If the guardrail is a line in a prompt, the model can ignore it ... and eventually will

I learned this building an agent pipeline. An engineer agent would implement a feature, then a reviewer agent was supposed to check the work. More often than not, the review got skipped. So I added a line to the agent instructions: "All changes must be reviewed. Do not skip this step." It worked for a while. Then other instructions started getting skipped instead. I was playing whack-a-mole with an LLM.

The problem is structural. LLMs are probabilistic, so they don't follow instructions to the letter. Research shows accuracy drops over 30% when critical information lands in the middle of long context. The longer the agent runs, the less weight your prompt carries. Telling a model "never delete files" in a system prompt is a suggestion it is free to forget by step twelve.
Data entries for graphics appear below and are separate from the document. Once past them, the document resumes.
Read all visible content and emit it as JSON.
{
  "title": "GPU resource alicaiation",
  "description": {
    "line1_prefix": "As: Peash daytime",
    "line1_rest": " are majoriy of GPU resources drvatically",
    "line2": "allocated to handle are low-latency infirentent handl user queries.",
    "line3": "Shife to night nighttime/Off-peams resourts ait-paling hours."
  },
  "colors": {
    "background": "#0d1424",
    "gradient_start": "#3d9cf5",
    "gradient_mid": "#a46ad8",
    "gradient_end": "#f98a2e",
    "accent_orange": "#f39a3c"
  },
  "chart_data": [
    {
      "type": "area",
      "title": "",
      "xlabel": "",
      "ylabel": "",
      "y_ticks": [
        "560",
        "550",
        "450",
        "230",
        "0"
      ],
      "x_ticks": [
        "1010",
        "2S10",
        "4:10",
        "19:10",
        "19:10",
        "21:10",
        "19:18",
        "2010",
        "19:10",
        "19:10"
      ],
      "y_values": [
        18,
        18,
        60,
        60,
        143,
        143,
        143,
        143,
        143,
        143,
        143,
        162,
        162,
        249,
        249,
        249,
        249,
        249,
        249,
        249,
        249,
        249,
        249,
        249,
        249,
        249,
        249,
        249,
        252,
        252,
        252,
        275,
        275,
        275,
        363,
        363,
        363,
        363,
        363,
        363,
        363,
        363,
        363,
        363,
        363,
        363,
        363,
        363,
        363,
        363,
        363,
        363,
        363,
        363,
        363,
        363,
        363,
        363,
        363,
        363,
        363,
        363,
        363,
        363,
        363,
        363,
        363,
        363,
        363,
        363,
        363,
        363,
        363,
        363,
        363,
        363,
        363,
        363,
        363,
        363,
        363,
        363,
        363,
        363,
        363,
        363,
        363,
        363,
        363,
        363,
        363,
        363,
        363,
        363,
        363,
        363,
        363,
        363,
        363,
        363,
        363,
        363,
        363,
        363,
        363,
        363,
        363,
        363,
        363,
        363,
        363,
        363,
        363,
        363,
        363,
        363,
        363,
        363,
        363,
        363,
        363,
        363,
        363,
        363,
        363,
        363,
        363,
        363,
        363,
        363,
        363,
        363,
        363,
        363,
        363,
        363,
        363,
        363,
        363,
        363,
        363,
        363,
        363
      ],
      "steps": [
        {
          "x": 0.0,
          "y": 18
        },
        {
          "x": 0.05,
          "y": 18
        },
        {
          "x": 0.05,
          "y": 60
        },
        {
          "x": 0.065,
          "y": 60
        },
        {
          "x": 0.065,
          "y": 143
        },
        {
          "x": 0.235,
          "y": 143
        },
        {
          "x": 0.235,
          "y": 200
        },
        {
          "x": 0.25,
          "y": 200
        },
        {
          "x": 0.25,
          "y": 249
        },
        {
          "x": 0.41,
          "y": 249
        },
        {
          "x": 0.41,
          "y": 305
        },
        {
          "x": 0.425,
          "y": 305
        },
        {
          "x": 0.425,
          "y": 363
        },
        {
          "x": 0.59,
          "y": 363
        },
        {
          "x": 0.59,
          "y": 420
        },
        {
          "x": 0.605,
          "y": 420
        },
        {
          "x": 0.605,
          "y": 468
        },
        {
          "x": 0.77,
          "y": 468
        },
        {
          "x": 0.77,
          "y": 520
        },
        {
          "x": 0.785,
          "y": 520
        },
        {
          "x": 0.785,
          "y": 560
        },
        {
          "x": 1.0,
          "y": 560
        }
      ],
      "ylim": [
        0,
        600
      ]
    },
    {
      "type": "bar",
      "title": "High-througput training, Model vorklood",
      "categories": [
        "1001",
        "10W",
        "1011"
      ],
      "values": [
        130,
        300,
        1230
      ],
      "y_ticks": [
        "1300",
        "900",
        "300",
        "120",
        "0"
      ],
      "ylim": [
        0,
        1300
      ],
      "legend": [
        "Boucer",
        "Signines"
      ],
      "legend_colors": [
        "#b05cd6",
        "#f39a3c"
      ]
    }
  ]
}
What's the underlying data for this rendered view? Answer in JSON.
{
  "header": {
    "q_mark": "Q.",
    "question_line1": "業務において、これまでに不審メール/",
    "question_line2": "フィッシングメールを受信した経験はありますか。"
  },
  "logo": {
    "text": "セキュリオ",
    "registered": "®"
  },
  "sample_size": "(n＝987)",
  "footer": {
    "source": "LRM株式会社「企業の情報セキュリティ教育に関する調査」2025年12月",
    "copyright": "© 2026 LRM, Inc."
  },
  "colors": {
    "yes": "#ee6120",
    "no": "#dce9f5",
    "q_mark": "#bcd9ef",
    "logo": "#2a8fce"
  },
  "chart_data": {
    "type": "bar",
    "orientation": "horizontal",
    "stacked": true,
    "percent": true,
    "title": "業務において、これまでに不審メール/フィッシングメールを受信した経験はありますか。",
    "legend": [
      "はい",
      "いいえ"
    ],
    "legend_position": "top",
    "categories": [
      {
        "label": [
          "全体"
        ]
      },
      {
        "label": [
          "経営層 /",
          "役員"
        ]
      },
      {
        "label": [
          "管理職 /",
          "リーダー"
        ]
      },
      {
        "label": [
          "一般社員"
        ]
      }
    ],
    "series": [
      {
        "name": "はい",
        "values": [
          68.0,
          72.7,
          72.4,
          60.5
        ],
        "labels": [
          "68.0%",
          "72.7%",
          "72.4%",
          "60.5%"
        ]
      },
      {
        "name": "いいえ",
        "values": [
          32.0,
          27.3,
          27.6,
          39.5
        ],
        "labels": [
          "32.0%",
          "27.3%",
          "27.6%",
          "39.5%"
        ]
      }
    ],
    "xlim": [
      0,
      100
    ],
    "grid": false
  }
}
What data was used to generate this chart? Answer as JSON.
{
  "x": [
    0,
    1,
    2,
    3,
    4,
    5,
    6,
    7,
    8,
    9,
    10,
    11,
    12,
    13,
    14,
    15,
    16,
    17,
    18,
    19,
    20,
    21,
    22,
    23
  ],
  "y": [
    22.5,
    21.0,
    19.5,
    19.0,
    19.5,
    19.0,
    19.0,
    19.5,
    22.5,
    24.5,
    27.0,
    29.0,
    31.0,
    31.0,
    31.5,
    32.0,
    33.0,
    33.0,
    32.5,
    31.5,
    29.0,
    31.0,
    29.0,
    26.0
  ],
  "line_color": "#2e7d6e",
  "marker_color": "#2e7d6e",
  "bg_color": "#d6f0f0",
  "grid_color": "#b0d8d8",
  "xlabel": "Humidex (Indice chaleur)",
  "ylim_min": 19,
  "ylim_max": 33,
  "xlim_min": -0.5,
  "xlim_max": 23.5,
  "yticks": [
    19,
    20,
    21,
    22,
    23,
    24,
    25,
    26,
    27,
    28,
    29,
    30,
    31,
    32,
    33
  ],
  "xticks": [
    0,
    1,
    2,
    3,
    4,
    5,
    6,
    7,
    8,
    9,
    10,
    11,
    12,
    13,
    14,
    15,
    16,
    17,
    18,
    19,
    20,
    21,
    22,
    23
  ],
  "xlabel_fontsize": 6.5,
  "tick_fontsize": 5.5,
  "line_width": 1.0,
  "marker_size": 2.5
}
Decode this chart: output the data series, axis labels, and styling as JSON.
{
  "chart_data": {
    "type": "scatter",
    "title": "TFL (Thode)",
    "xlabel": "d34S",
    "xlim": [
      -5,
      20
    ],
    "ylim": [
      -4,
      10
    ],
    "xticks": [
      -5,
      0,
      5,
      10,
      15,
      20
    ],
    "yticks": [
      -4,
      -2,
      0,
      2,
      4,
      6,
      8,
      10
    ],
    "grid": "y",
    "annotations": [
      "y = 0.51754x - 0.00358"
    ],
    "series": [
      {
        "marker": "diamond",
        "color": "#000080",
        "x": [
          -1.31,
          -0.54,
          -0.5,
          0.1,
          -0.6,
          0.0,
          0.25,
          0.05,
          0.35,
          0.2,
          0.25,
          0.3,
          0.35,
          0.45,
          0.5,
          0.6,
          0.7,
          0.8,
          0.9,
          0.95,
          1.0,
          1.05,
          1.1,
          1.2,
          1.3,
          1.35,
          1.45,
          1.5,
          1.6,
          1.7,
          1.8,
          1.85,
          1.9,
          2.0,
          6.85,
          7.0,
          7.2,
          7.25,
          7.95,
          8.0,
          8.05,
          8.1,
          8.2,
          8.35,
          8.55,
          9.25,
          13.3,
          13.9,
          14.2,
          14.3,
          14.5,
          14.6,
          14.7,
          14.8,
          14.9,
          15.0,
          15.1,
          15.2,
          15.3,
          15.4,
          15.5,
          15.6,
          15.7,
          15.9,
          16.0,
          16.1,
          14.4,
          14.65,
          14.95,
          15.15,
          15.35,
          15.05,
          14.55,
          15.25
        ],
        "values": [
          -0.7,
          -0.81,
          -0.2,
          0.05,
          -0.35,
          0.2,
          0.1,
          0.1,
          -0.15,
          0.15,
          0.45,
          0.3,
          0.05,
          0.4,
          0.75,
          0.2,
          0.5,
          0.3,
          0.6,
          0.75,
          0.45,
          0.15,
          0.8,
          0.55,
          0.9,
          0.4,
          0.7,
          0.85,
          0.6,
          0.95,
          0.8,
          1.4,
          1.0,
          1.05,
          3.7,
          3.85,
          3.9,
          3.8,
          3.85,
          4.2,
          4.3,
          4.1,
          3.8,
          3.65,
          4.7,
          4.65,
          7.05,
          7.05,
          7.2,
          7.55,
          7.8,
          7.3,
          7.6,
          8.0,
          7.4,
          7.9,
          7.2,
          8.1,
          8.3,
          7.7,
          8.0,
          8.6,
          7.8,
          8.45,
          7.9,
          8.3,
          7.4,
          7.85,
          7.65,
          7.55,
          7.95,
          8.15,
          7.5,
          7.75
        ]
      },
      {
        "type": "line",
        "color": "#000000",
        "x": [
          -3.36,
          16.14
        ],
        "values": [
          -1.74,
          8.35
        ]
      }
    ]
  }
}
Real guardrails live outside the thing they constrain. A pre-push hook that blocks force pushes. A linter that fails the build. A file permission that denies access. An interrupt layer that pauses an action until a human approves it. The agent cannot ignore these because the agent does not get to choose. The check runs in code, not in a prompt.

This is the same lesson every engineer learns about input validation. You don't trust the client, you validate on the server. With LLMs, the prompt is the client. If you want a constraint to hold, put it somewhere the model can't reach.